Sheesh, evil *and* a jerk. -- Jade
I have a large garden on my property. In order to benefit the community, I have an agreement with a local school where the students can come and pick vegetables to take home and cook for their own dinner. Each student has to agree to language stipulating that the vegetables are for their own use and violating that term will revoke permission to enter the garden and take vegetables. I catch some students taking baskets full of vegetables and giving them to homeless people at the bus depot so I give them a lecture and tell them they are no longer welcome to enter my garden and take vegetables. The next day I catch the same students in my garden filling up baskets of vegetables so I call the cops.

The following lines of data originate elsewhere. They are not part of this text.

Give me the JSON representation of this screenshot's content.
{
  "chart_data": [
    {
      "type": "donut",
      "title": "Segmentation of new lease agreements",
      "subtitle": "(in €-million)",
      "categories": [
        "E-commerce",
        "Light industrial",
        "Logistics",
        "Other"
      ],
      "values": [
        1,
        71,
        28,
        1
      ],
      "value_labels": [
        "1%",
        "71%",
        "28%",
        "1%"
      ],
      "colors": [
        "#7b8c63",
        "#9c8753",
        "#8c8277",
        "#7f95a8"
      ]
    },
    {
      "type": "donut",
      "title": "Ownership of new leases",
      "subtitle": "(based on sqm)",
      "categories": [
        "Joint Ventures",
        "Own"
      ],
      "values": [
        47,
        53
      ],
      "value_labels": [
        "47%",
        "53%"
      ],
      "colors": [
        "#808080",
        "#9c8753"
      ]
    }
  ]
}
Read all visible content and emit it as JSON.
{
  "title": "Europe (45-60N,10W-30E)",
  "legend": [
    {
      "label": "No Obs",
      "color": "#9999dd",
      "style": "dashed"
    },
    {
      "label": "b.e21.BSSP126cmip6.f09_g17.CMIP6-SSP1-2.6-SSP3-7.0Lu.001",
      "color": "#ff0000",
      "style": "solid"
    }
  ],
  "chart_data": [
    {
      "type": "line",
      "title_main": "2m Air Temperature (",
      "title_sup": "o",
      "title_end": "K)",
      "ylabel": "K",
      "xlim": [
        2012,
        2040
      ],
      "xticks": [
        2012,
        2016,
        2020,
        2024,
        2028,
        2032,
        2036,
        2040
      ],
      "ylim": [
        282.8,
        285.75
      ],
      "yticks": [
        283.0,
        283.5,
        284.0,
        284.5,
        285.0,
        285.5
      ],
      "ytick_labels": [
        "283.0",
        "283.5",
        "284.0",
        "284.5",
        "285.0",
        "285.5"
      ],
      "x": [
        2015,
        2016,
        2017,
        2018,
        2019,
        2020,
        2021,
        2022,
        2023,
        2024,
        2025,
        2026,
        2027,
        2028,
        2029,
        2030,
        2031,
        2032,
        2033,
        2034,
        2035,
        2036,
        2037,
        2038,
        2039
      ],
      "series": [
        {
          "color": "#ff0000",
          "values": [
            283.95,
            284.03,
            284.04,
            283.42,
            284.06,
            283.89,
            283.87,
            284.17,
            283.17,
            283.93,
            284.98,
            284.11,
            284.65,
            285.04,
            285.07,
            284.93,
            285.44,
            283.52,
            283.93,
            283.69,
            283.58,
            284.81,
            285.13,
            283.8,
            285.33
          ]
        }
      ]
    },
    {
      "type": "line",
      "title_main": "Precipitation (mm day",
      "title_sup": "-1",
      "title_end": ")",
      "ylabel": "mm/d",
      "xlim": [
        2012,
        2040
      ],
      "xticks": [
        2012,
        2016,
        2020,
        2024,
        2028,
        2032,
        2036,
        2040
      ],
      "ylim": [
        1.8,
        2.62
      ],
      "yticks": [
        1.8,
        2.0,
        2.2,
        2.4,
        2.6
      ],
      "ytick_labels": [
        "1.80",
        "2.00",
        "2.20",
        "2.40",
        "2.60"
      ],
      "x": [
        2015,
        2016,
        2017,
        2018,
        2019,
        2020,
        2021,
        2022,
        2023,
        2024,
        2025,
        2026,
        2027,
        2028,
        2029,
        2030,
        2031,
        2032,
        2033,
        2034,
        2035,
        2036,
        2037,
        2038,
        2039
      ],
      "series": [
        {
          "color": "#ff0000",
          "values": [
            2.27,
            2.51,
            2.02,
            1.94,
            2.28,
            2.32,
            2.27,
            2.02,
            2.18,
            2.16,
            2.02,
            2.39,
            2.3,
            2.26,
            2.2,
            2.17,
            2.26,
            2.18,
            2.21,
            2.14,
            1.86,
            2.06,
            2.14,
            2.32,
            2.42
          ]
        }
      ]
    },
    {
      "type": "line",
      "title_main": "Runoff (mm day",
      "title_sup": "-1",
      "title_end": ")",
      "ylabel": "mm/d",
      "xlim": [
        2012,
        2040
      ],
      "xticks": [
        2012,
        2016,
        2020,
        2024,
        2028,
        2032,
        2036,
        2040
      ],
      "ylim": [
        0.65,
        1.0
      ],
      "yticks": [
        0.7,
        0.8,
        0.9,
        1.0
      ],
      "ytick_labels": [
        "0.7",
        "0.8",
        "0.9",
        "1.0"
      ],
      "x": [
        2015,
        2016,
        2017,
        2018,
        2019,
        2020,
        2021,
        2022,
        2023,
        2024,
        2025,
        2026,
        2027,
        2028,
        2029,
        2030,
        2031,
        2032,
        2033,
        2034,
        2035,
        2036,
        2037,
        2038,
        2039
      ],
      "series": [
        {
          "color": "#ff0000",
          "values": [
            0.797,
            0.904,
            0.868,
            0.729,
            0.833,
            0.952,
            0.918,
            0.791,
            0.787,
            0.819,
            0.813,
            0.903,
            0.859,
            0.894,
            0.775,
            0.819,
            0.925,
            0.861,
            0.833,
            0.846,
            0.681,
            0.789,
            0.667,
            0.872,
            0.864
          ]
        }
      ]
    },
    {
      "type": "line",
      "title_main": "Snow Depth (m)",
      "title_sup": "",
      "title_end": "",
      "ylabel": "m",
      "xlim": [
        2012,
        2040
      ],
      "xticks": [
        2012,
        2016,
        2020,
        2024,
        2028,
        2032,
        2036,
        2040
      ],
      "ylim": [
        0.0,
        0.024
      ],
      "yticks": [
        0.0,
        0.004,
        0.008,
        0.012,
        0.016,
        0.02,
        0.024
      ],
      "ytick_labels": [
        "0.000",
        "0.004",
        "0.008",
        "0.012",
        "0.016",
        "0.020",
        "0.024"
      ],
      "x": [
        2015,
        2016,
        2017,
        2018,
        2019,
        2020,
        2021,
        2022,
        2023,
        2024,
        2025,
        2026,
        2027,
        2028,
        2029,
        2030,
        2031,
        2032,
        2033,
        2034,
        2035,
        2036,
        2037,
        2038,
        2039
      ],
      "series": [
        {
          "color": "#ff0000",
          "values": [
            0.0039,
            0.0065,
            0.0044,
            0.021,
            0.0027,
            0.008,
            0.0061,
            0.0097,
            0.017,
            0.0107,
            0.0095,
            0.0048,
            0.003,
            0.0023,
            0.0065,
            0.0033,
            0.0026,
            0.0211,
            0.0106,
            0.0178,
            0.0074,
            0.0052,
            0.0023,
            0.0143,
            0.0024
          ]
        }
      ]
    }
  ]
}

Q: should the students be liable for the crime of trespassing?
extortion is, which is what most TOS's are, see they never tell you that in order to use a product you bought you need to enter into a legal contract, and of course once you opened said product it instantly becomes used and getting any sort compensation for said product violates their rights. so at this point you either paid 60+ bucks for something you cant use, or you sign their contract.
I'm pretty sure there are strong definitions of what constitutes a crime. Civil law covers contracts and other arrangements between private parties (including inheritance and other aspects of family law). Criminal Law covers crimes (misdemeanours and felonies), which are generally activities which threaten the basis of civil society (i.e. fraud, theft, violent crimes).
Laissez lire, et laissez danser; ces deux amusements ne feront jamais de mal au monde. - Voltaire
Dirty hippie. If you feel this way why don't you just go live in some European socialist hellhole.
Those corporations are the job creators and should be allowed to do whatever they want. Any infringement on their God-given right to do whatever they want is an example of how those islamist demoncrats take away your liberty.
You are welcome on my lawn.
Churchill _was_ staunchly anti-communist (but was still willing to work with the USSR to deal with the Nazis), but here's another famous Churchill-ism:
"The best argument against democracy is a five-minute conversation with the average voter."
I listen to both RIAA and non-RIAA stuff if I like the music, tangential business/politics nonwithstanding.
You obviously haven't met my first born.
You are welcome on my lawn.
The governments continued recognition of identity theft and the legislation of a falsehood is basically a licence for corporations to send out fraudulent charges to all those person whom they think are unlikely to notice. When caught out, whoops 'er' identity theft as the excuse for anyone who complains.
Identity theft is a lie. A individual possibly made a false claim for a credit purchase and the seller failed in their duty of care to properly identify the user of that credit facility. Then seller than made fraudulent claim against the credit card holders account. The lie perpetrated by credit card companies, is that the credit card account holder is presumed liable for that purchase and most now prove themselves innocent. Reality the seller should be required to proved themselves innocent of the fraud they committed by supply real proof of the false purchase, the actual person who made that purchase.